It all really started back in the late 60’s with what would eventually become a cult classic. A film-maker set out to do something that hasn’t been, at that time, really seen on the silver screen.
The film-maker was George A. Romero, and his film was entitled night of the living dead.
It was, in essence, the birth of what is considered to be the ‘modern’ style of zombie. Slow, virtually indestructible unless you destroy the brain, un-stoppable and insatiable.
A single bite and you’re doomed to rise as one of the undead to forever more hunt for the flesh of the living.
Since that initial movie, there have been a handful of similar zombie movies. Romero is responsible for four. We’ve seen black comedy styles, in the form of the Return of the Living dead and the masterpiece that is known as Shaun of the Dead.
And then there is Resident Evil – a zombie trilogy that is totally set apart from the others in the genre.
Originally conceived as a video game, it quickly became a best selling franchise which spawned three movies to date. Resident Evil, Resident Evil: Apocalypse, and Resident Evil: Extinction.
Each movie progressed the story a little more. The first movie was set in an enclosed environment, the Hive. The second dealt with the T-virus, the source of the zombie infection, escaping into the city above the Hive, Raccoon City. Hell, if I didn’t live so close to a city called Moose Jaw, I wouldn’t have been able to swallow that name.
With the third movie, many years have passed. The infection wasn’t contained in Raccoon City, it spread first across the continental United States, and then the rest of the world.
Resident Evil: Extinction is a true post holocaust movie. The few remaining survivors travel, never remaining in one place for more than a short period of time. They salvage what they can from small towns and avoid the major cities because of the undead.
The Umbrella corporation, the creator of the T-virus and the architect of the Apocalypse still survive, hidden in massive facilities all over the globe, trying to co-ordinate with one another to discover, if not a cure, a means to control the undead population so that they can one day return to the surface.
Of course, Alice, the heroine of the first two movies is the key to this returning to the surface and the domestication of the undead population.
But, enough spoilers for now.
The movie was action packed. The combat sequences are quite well choreographed and intense.
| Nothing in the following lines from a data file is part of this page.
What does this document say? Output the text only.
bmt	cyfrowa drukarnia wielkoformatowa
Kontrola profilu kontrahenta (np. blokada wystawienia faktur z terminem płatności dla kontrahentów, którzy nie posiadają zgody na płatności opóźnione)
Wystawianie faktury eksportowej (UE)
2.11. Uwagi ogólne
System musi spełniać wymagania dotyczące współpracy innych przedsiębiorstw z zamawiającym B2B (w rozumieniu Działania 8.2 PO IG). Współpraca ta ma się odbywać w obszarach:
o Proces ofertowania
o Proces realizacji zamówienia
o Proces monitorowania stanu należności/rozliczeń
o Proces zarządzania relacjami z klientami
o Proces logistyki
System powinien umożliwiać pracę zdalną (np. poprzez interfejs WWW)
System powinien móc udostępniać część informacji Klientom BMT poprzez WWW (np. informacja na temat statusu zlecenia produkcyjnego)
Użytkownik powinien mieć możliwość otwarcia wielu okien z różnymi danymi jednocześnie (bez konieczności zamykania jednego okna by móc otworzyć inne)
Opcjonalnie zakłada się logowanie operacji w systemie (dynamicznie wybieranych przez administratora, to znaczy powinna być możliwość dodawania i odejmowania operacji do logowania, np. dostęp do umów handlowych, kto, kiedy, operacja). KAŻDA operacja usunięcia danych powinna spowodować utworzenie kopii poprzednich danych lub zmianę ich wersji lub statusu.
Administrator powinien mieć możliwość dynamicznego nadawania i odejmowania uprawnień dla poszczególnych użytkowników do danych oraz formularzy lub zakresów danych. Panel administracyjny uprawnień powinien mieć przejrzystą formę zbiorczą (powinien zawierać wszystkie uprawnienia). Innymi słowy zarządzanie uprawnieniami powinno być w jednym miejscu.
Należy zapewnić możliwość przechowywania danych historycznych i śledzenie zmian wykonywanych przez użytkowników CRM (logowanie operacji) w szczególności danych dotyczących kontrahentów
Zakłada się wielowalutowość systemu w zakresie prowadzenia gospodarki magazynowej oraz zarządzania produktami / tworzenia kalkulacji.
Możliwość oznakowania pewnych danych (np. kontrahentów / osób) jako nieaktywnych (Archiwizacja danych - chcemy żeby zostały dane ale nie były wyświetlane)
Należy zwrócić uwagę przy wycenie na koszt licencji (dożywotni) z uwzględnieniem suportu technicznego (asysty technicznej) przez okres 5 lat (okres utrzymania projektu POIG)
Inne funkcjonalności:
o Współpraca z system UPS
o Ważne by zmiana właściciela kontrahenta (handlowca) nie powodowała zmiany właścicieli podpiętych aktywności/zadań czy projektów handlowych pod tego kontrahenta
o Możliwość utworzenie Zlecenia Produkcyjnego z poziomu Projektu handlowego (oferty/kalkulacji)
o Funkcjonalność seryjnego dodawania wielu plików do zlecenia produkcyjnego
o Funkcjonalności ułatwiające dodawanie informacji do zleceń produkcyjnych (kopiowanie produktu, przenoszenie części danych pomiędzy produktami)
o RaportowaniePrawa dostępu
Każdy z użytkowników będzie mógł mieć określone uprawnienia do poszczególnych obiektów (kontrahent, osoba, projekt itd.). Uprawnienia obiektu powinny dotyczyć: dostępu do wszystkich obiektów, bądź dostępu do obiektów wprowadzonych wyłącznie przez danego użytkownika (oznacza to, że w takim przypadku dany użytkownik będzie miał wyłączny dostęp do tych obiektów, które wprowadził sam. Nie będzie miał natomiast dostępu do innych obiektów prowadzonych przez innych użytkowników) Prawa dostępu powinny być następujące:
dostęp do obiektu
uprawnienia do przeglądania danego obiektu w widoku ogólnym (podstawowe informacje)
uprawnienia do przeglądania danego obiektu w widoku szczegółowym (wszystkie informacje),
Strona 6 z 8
The survivors are hardened and know what needs to be done.
The nice thing is to see the return of a couple of familiar faces from the second movie.
There were the inevitable plot holes that one would expect in any movie, and without really giving anything away, such as how there could be hundred, nay, thousands of zombies surrounding a fenced in facility and NOT cause the fence to collapse under the sheer pressure of the bodies surrounding it.
How hundreds of zombies could fit in a single container…
Things like that.
They cut back on Mila’s nudity in this one, upped the gore factor a bit, but not to the point you’re watching another SAW or Hostel.
Over all, I personally found it to be the best of the three movies. I really enjoyed it. And, as one expects, they left it wide open for Resident Evil 4. And you know something? I wouldn’t mind it.